The terminology used herein is for describing various examples only, and is not to be used to limit the disclosure. The articles “a,” “an,” and “the” are intended to include the plural forms as well, unless the context clearly indicates otherwise. The terms “comprises,” “includes,” and “has” specify the presence of stated features, numbers, operations, members, elements, and/or combinations thereof, but do not preclude the presence or addition of one or more other features, numbers, operations, members, elements, and/or combinations thereof.

Throughout the application, ordinal numbers (e.g., first, second, third, etc.) may be used as an adjective for an element (i.e., any noun in the application). Although terms such as “first,” “second,” and “third” may be used herein to describe various members, components, regions, layers, or sections, these members, components, regions, layers, or sections are not to be limited by these terms. Rather, these terms are only used to distinguish one member, component, region, layer, or section from another member, component, region, layer, or section.
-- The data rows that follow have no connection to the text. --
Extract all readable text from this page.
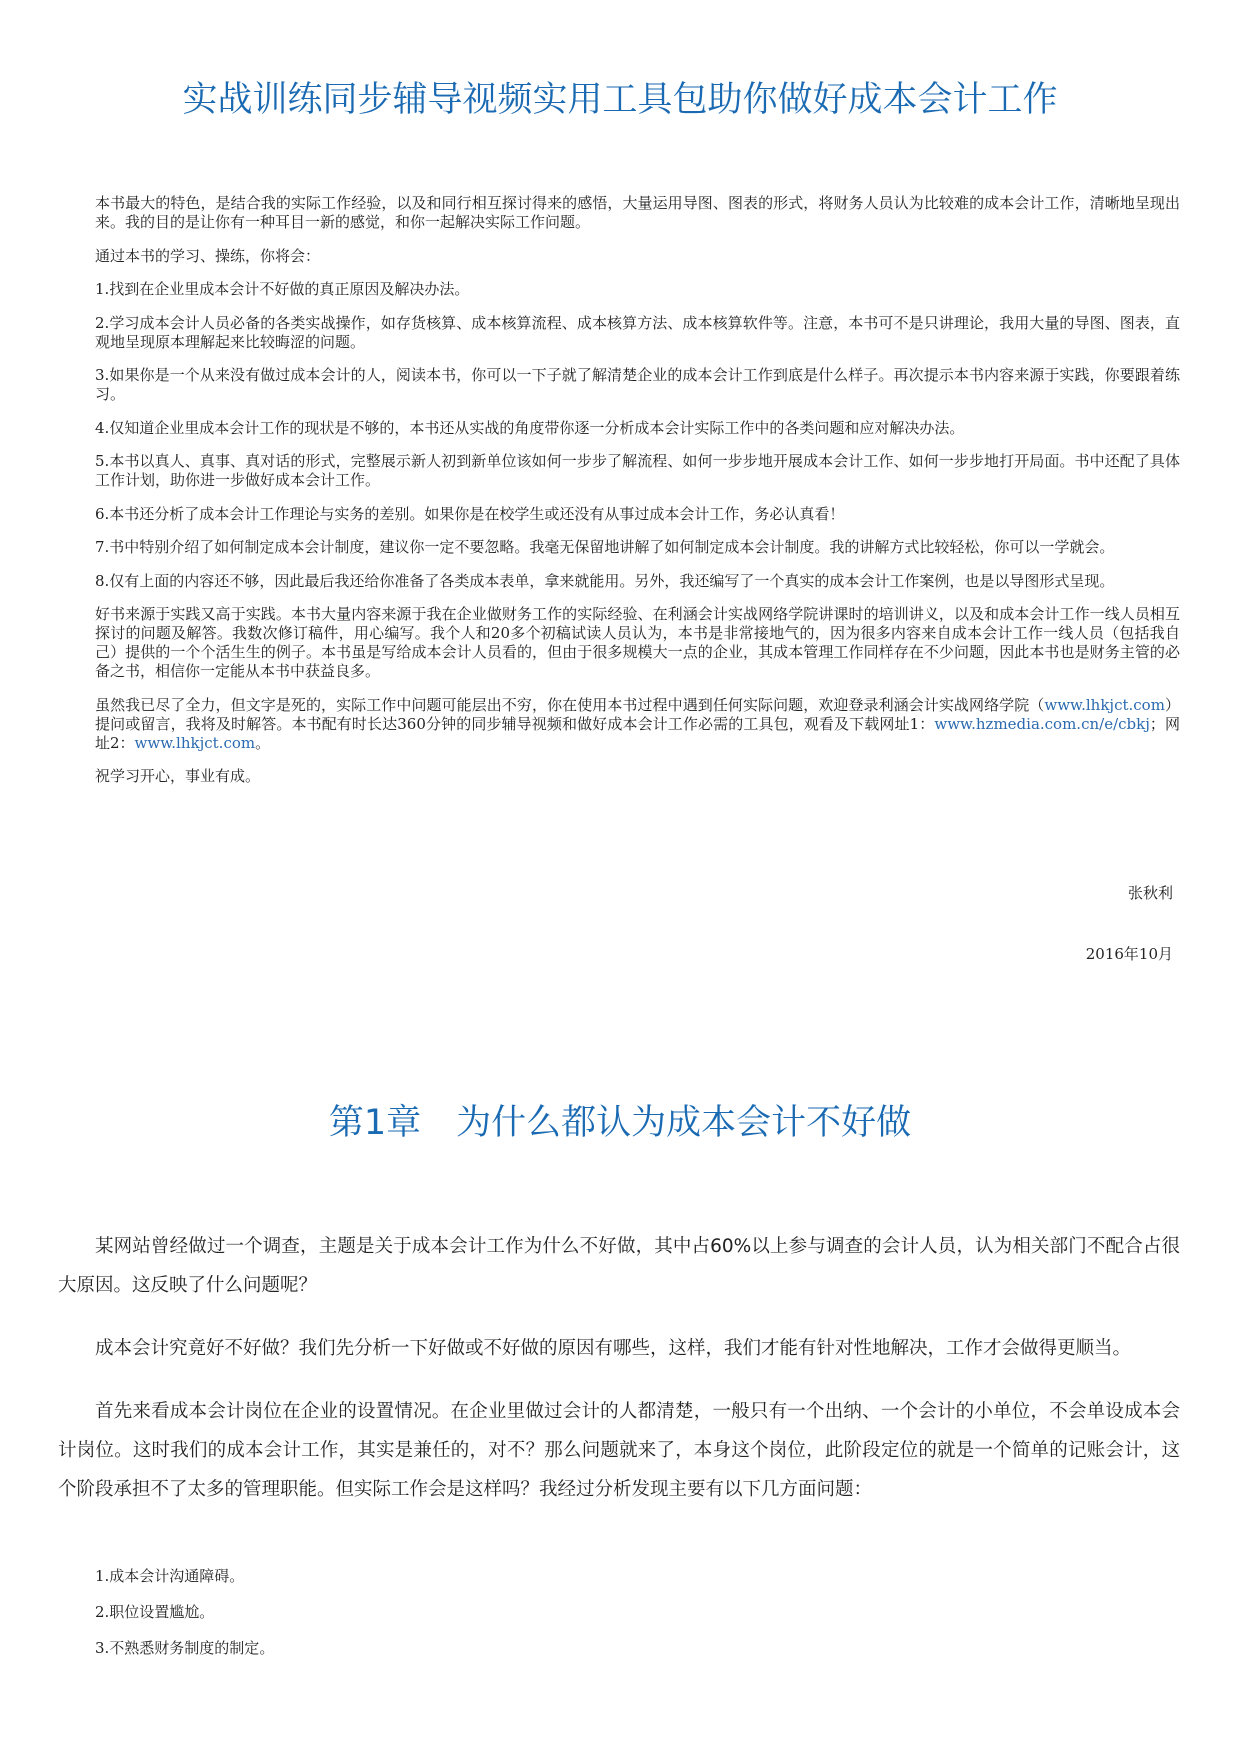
实战训练同步辅导视频实用工具包助你做好成本会计工作

本书最大的特色，是结合我的实际工作经验，以及和同行相互探讨得来的感悟，大量运用导图、图表的形式，将财务人员认为比较难的成本会计工作，清晰地呈现出来。我的目的是让你有一种耳目一新的感觉，和你一起解决实际工作问题。

通过本书的学习、操练，你将会：

1.找到在企业里成本会计不好做的真正原因及解决办法。

2.学习成本会计人员必备的各类实战操作，如存货核算、成本核算流程、成本核算方法、成本核算软件等。注意，本书可不是只讲理论，我用大量的导图、图表，直观地呈现原本理解起来比较晦涩的问题。

3.如果你是一个从来没有做过成本会计的人，阅读本书，你可以一下子就了解清楚企业的成本会计工作到底是什么样子。再次提示本书内容来源于实践，你要跟着练习。

4.仅知道企业里成本会计工作的现状是不够的，本书还从实战的角度带你逐一分析成本会计实际工作中的各类问题和应对解决办法。

5.本书以真人、真事、真对话的形式，完整展示新人初到新单位该如何一步步了解流程、如何一步步地开展成本会计工作、如何一步步地打开局面。书中还配了具体工作计划，助你进一步做好成本会计工作。

6.本书还分析了成本会计工作理论与实务的差别。如果你是在校学生或还没有从事过成本会计工作，务必认真看！

7.书中特别介绍了如何制定成本会计制度，建议你一定不要忽略。我毫无保留地讲解了如何制定成本会计制度。我的讲解方式比较轻松，你可以一学就会。

8.仅有上面的内容还不够，因此最后我还给你准备了各类成本表单，拿来就能用。另外，我还编写了一个真实的成本会计工作案例，也是以导图形式呈现。

好书来源于实践又高于实践。本书大量内容来源于我在企业做财务工作的实际经验、在利涵会计实战网络学院讲课时的培训讲义，以及和成本会计工作一线人员相互探讨的问题及解答。我数次修订稿件，用心编写。我个人和20多个初稿试读人员认为，本书是非常接地气的，因为很多内容来自成本会计工作一线人员（包括我自己）提供的一个个活生生的例子。本书虽是写给成本会计人员看的，但由于很多规模大一点的企业，其成本管理工作同样存在不少问题，因此本书也是财务主管的必备之书，相信你一定能从本书中获益良多。

虽然我已尽了全力，但文字是死的，实际工作中问题可能层出不穷，你在使用本书过程中遇到任何实际问题，欢迎登录利涵会计实战网络学院（www.lhkjct.com）提问或留言，我将及时解答。本书配有时长达360分钟的同步辅导视频和做好成本会计工作必需的工具包，观看及下载网址1：www.hzmedia.com.cn/e/cbkj；网址2：www.lhkjct.com。

祝学习开心，事业有成。

张秋利
2016年10月
第1章　为什么都认为成本会计不好做

某网站曾经做过一个调查，主题是关于成本会计工作为什么不好做，其中占60%以上参与调查的会计人员，认为相关部门不配合占很大原因。这反映了什么问题呢？

成本会计究竟好不好做？我们先分析一下好做或不好做的原因有哪些，这样，我们才能有针对性地解决，工作才会做得更顺当。

首先来看成本会计岗位在企业的设置情况。在企业里做过会计的人都清楚，一般只有一个出纳、一个会计的小单位，不会单设成本会计岗位。这时我们的成本会计工作，其实是兼任的，对不？那么问题就来了，本身这个岗位，此阶段定位的就是一个简单的记账会计，这个阶段承担不了太多的管理职能。但实际工作会是这样吗？我经过分析发现主要有以下几方面问题：

1.成本会计沟通障碍。
2.职位设置尴尬。
3.不熟悉财务制度的制定。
The use of ordinal numbers is not to imply or create any particular ordering of the elements nor to limit any element to being only a single element unless expressly disclosed, such as by the use of the terms “before,” “after,” “single,” and other such terminology. Rather, the use of ordinal numbers is to distinguish between the elements. By way of an example, a first element is distinct from a second element, and the first element may encompass more than one element and succeed (or precede) the second element in an ordering of elements. Thus, a first member, component, region, layer, or section referred to in examples described herein may also be referred to as a second member, component, region, layer, or section without departing from the teachings of the examples.

Unless otherwise defined, all terms, including technical and scientific terms, used herein have the same meaning as commonly understood by one of ordinary skill in the art to which this disclosure pertains and after an understanding of the disclosure of this application. Terms, such as those defined in commonly used dictionaries, are to be interpreted as having a meaning that is consistent with their meaning in the context of the relevant art and the disclosure of this application.

Although the present technology has been described by referring to certain examples, workers skilled in the art will recognize that changes may be made in form and detail without departing from the scope of the discussion.